At last, I talked with a Lawyer who was appalled at all these and suggested that I have to make the officials  understand that it mattered that they appreciate their culpability and that they couldn’t ride rough-shod over us, and that we would escalate and seek re-dress if need be.  I told him we owed and needed to pay, he said, yes, but responsibly so. 

Then I had one more meeting with the bank executives and very calmly took them through the credit journey showing them e-mails evidences, reminded them of the original request and letting them know that we were committed to paying back but it will have to be within responsible limit.  Expectedly, they backed down.

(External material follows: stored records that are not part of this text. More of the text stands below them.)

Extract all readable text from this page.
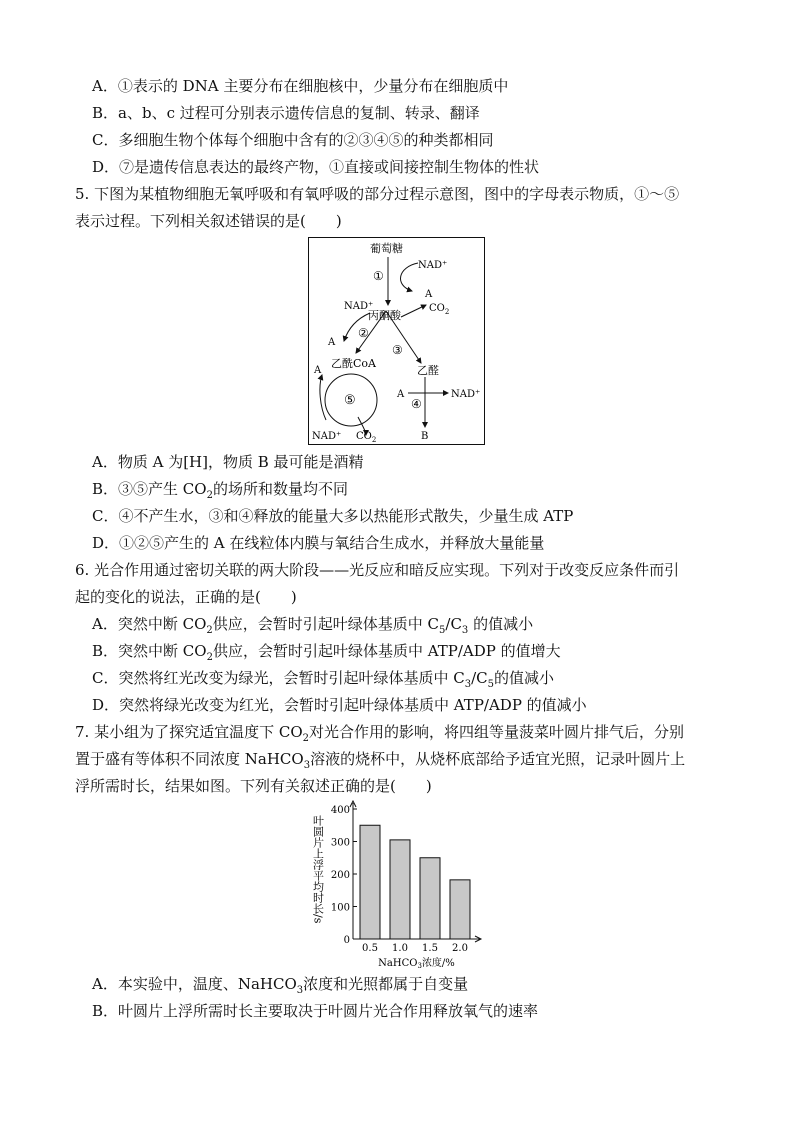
A．①表示的 DNA 主要分布在细胞核中，少量分布在细胞质中
B．a、b、c 过程可分别表示遗传信息的复制、转录、翻译
C．多细胞生物个体每个细胞中含有的②③④⑤的种类都相同
D．⑦是遗传信息表达的最终产物，①直接或间接控制生物体的性状
5. 下图为某植物细胞无氧呼吸和有氧呼吸的部分过程示意图，图中的字母表示物质，①～⑤
表示过程。下列相关叙述错误的是(　　)
葡萄糖
NAD⁺
A
①
NAD⁺	$CO_2$
丙酮酸
②
③
A
乙酰CoA
乙醛
A	NAD⁺
④
⑤
A
NAD⁺ $CO_2$	B
A．物质 A 为[H]，物质 B 最可能是酒精
B．③⑤产生 $CO_2$的场所和数量均不同
C．④不产生水，③和④释放的能量大多以热能形式散失，少量生成 ATP
D．①②⑤产生的 A 在线粒体内膜与氧结合生成水，并释放大量能量
6. 光合作用通过密切关联的两大阶段——光反应和暗反应实现。下列对于改变反应条件而引
起的变化的说法，正确的是(　　)
A．突然中断 $CO_2$供应，会暂时引起叶绿体基质中 $C_5/C_3$ 的值减小
B．突然中断 $CO_2$供应，会暂时引起叶绿体基质中 ATP/ADP 的值增大
C．突然将红光改变为绿光，会暂时引起叶绿体基质中 $C_3/C_5$的值减小
D．突然将绿光改变为红光，会暂时引起叶绿体基质中 ATP/ADP 的值减小
7. 某小组为了探究适宜温度下 $CO_2$对光合作用的影响，将四组等量菠菜叶圆片排气后，分别
置于盛有等体积不同浓度 NaHCO$_3$溶液的烧杯中，从烧杯底部给予适宜光照，记录叶圆片上
浮所需时长，结果如图。下列有关叙述正确的是(　　)
0
100
200
300
400
0.5 1.0 1.5 2.0
NaHCO$_3$浓度/%
叶圆片上浮平均时长/s
A．本实验中，温度、NaHCO$_3$浓度和光照都属于自变量
B．叶圆片上浮所需时长主要取决于叶圆片光合作用释放氧气的速率
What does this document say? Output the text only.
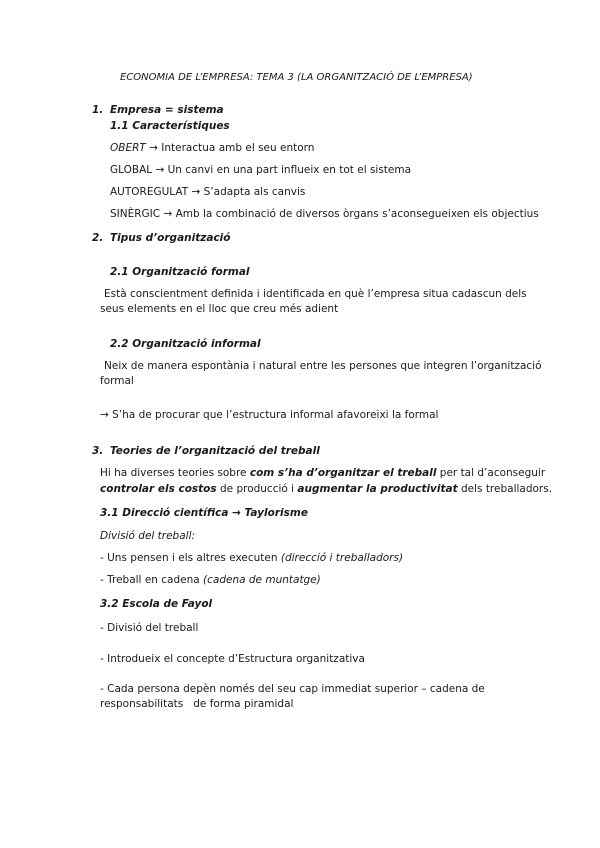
ECONOMIA DE L’EMPRESA: TEMA 3 (LA ORGANITZACIÓ DE L’EMPRESA)
1. Empresa = sistema
1.1 Característiques
OBERT → Interactua amb el seu entorn
GLOBAL → Un canvi en una part influeix en tot el sistema
AUTOREGULAT → S’adapta als canvis
SINÈRGIC → Amb la combinació de diversos òrgans s’aconsegueixen els objectius
2. Tipus d’organització
2.1 Organització formal
Està conscientment definida i identificada en què l’empresa situa cadascun dels
seus elements en el lloc que creu més adient
2.2 Organització informal
Neix de manera espontània i natural entre les persones que integren l’organització
formal
→ S’ha de procurar que l’estructura informal afavoreixi la formal
3. Teories de l’organització del treball
Hi ha diverses teories sobre com s’ha d’organitzar el treball per tal d’aconseguir
controlar els costos de producció i augmentar la productivitat dels treballadors.
3.1 Direcció científica → Taylorisme
Divisió del treball:
- Uns pensen i els altres executen (direcció i treballadors)
- Treball en cadena (cadena de muntatge)
3.2 Escola de Fayol
- Divisió del treball
- Introdueix el concepte d’Estructura organitzativa
- Cada persona depèn només del seu cap immediat superior – cadena de
responsabilitats   de forma piramidal
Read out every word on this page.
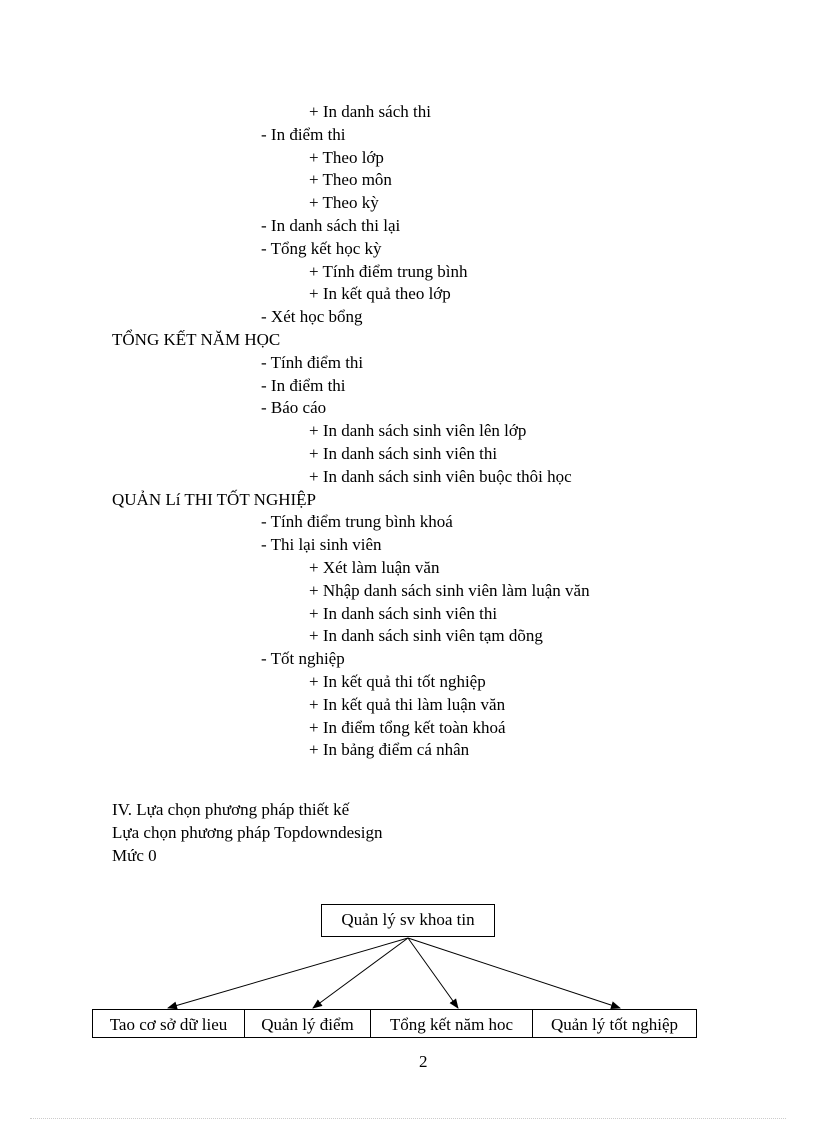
+ In danh sách thi
- In điểm thi
+ Theo lớp
+ Theo môn
+ Theo kỳ
- In danh sách thi lại
- Tổng kết học kỳ
+ Tính điểm trung bình
+ In kết quả theo lớp
- Xét học bổng
TỔNG KẾT NĂM HỌC
- Tính điểm thi
- In điểm thi
- Báo cáo
+ In danh sách sinh viên lên lớp
+ In danh sách sinh viên thi
+ In danh sách sinh viên buộc thôi học
QUẢN Lí THI TỐT NGHIỆP
- Tính điểm trung bình khoá
- Thi lại sinh viên
+ Xét làm luận văn
+ Nhập danh sách sinh viên làm luận văn
+ In danh sách sinh viên thi
+ In danh sách sinh viên tạm dõng
- Tốt nghiệp
+ In kết quả thi tốt nghiệp
+ In kết quả thi làm luận văn
+ In điểm tổng kết toàn khoá
+ In bảng điểm cá nhân
IV. Lựa chọn phương pháp thiết kế
Lựa chọn phương pháp Topdowndesign
Mức 0
Quản lý sv khoa tin
Tao cơ sở dữ lieu	Quản lý điểm	Tổng kết năm hoc	Quản lý tốt nghiệp
2
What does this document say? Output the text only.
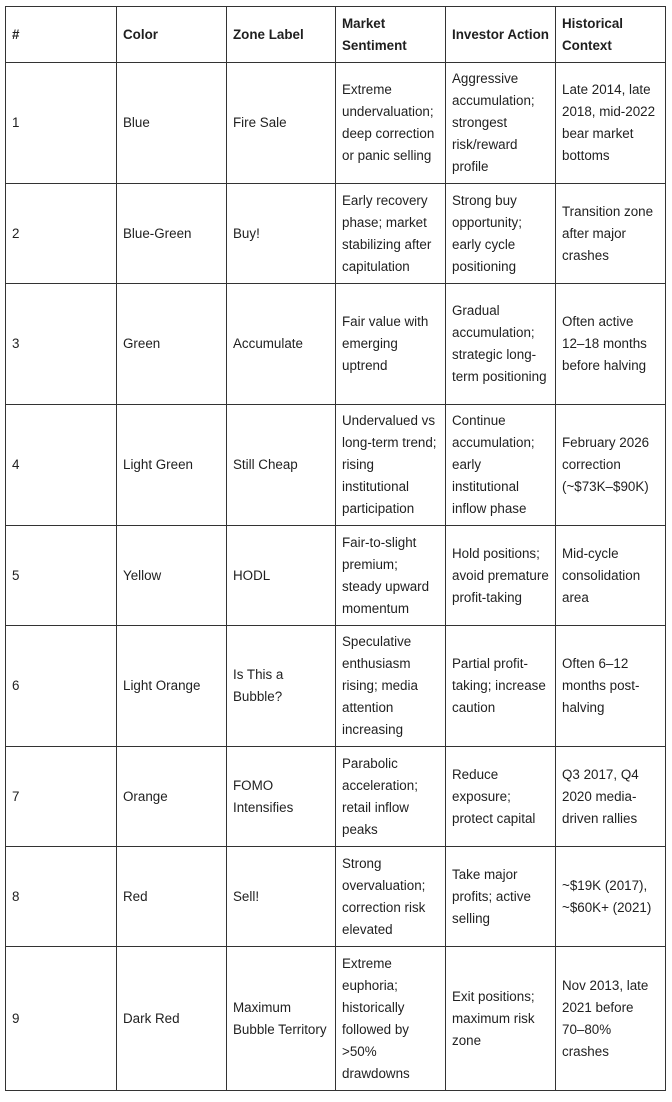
#	Color	Zone Label	Market Sentiment	Investor Action	Historical Context
1	Blue	Fire Sale	Extreme undervaluation; deep correction or panic selling	Aggressive accumulation; strongest risk/reward profile	Late 2014, late 2018, mid-2022 bear market bottoms
2	Blue-Green	Buy!	Early recovery phase; market stabilizing after capitulation	Strong buy opportunity; early cycle positioning	Transition zone after major crashes
3	Green	Accumulate	Fair value with emerging uptrend	Gradual accumulation; strategic long-term positioning	Often active 12–18 months before halving
4	Light Green	Still Cheap	Undervalued vs long-term trend; rising institutional participation	Continue accumulation; early institutional inflow phase	February 2026 correction (~$73K–$90K)
5	Yellow	HODL	Fair-to-slight premium; steady upward momentum	Hold positions; avoid premature profit-taking	Mid-cycle consolidation area
6	Light Orange	Is This a Bubble?	Speculative enthusiasm rising; media attention increasing	Partial profit-taking; increase caution	Often 6–12 months post-halving
7	Orange	FOMO Intensifies	Parabolic acceleration; retail inflow peaks	Reduce exposure; protect capital	Q3 2017, Q4 2020 media-driven rallies
8	Red	Sell!	Strong overvaluation; correction risk elevated	Take major profits; active selling	~$19K (2017), ~$60K+ (2021)
9	Dark Red	Maximum Bubble Territory	Extreme euphoria; historically followed by >50% drawdowns	Exit positions; maximum risk zone	Nov 2013, late 2021 before 70–80% crashes
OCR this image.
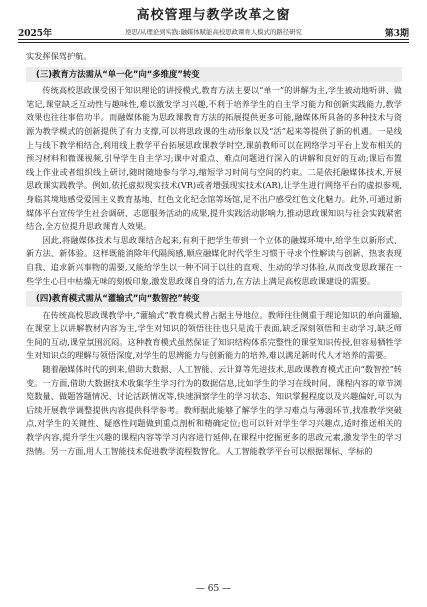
高校管理与教学改革之窗
2025年	逆思/从理论到实践:融媒体赋能高校思政课育人模式的路径研究	第3期

实发挥保驾护航。

(三)教育方法需从“单一化”向“多维度”转变

传统高校思政课受困于知识理论的讲授模式,教育方法主要以“单一”的讲解为主,学生被动地听讲、做笔记,课堂缺乏互动性与趣味性,难以激发学习兴趣,不利于培养学生的自主学习能力和创新实践能力,教学效果也往往事倍功半。而融媒体能为思政课教育方法的拓展提供更多可能,融媒体所具备的多种技术与资源为教学模式的创新提供了有力支撑,可以将思政课的生动形象以及“活”起来等提供了新的机遇。一是线上与线下教学相结合,利用线上教学平台拓展思政课教学时空,课前教师可以在网络学习平台上发布相关的预习材料和微课视频,引导学生自主学习;课中对重点、难点问题进行深入的讲解和良好的互动;课后布置线上作业或者组织线上研讨,随时随地参与学习,缩短学习时间与空间的约束。二是依托融媒体技术,开展思政课实践教学。例如,依托虚拟现实技术(VR)或者增强现实技术(AR),让学生进行网络平台的虚拟参观,身临其境地感受爱国主义教育基地、红色文化纪念馆等场馆,足不出户感受红色文化魅力。此外,可通过新媒体平台宣传学生社会调研、志愿服务活动的成果,提升实践活动影响力,推动思政课知识与社会实践紧密结合,全方位提升思政课育人效果。

因此,将融媒体技术与思政课结合起来,有利于把学生带到一个立体的融媒环境中,给学生以新形式、新方法、新体验。这样既能消除年代隔阂感,顺应融媒化时代学生习惯于寻求个性解读与创新、热衷表现自我、追求新兴事物的需要,又能给学生以一种不同于以往的直观、生动的学习体验,从而改变思政课在一些学生心目中枯燥无味的刻板印象,激发思政课自身的活力,在方法上满足高校思政课建设的需要。

(四)教育模式需从“灌输式”向“数智控”转变

在传统高校思政课教学中,“灌输式”教育模式曾占据主导地位。教师往往侧重于理论知识的单向灌输,在课堂上以讲解教材内容为主,学生对知识的领悟往往也只是流于表面,缺乏深刻领悟和主动学习,缺乏师生间的互动,课堂氛围沉闷。这种教育模式虽然保证了知识结构体系完整性的课堂知识传授,但容易牺牲学生对知识点的理解与领悟深度,对学生的思辨能力与创新能力的培养,难以满足新时代人才培养的需要。

随着融媒体时代的到来,借助大数据、人工智能、云计算等先进技术,思政课教育模式正向“数智控”转变。一方面,借助大数据技术收集学生学习行为的数据信息,比如学生的学习在线时间、课程内容的章节浏览数量、做题答题情况、讨论活跃情况等,快速洞察学生的学习状态、知识掌握程度以及兴趣偏好,可以为后续开展教学调整提供内容提供科学参考。教师据此能够了解学生的学习难点与薄弱环节,找准教学突破点,对学生的关键性、疑惑性问题做到重点剖析和精确定位;也可以针对学生学习兴趣点,适时推送相关的教学内容,提升学生兴趣的课程内容等学习内容进行延伸,在课程中挖掘更多的思政元素,激发学生的学习热情。另一方面,用人工智能技术促进教学流程数智化。人工智能教学平台可以根据课标、学标的

— 65 —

See my story.  The question is how do you grow an economy without the SMEs? And how do SMEs grow and survive without credit? How do small and medium scale enterprises access credit fairly and easily? How do we get credit within reasonable interest rates? How can we simplify credit application system and process? What thoughts do you have for financial security system that makes borrowers pay?

What changes do we need to make to our legal and judicial system to ensure accelerated judicial and legal process so that the wheel of justice will move in good time and in good speed? Are there venture capitalists out there? How do business people access you? Do banks have dedicated SME funds? What form of social engagement and responsibility can the banks can engage in to prime business knowledge and awareness to help viable and genuine business entrepreneurs build knowledge and capacity to help them better able to access credit? Do you have a successful credit application story? \

 Please tell it.  Is it true that Bank Managers actually own the loan shack businesses giving credit at up to 25% per month?  That they get the monies to their cronies and then direct bank customers to them? I heard so but I don’t know. Folks, how do genuine business people get credit besides getting from some relative or friend or well-wisher?  By the way, my MBA thesis is going to be on a comparative analysis of family and friend’s credit provisions for SME survival against the bank’s effort in this same direction, looking at the Nigerian example and using a special case study.

And you know, interestingly, it comes back to us all, the banks, the SMEs and the economy.  It works well, and we all benefit; a vibrant economy, more jobs, people off the street and yes, a safer world.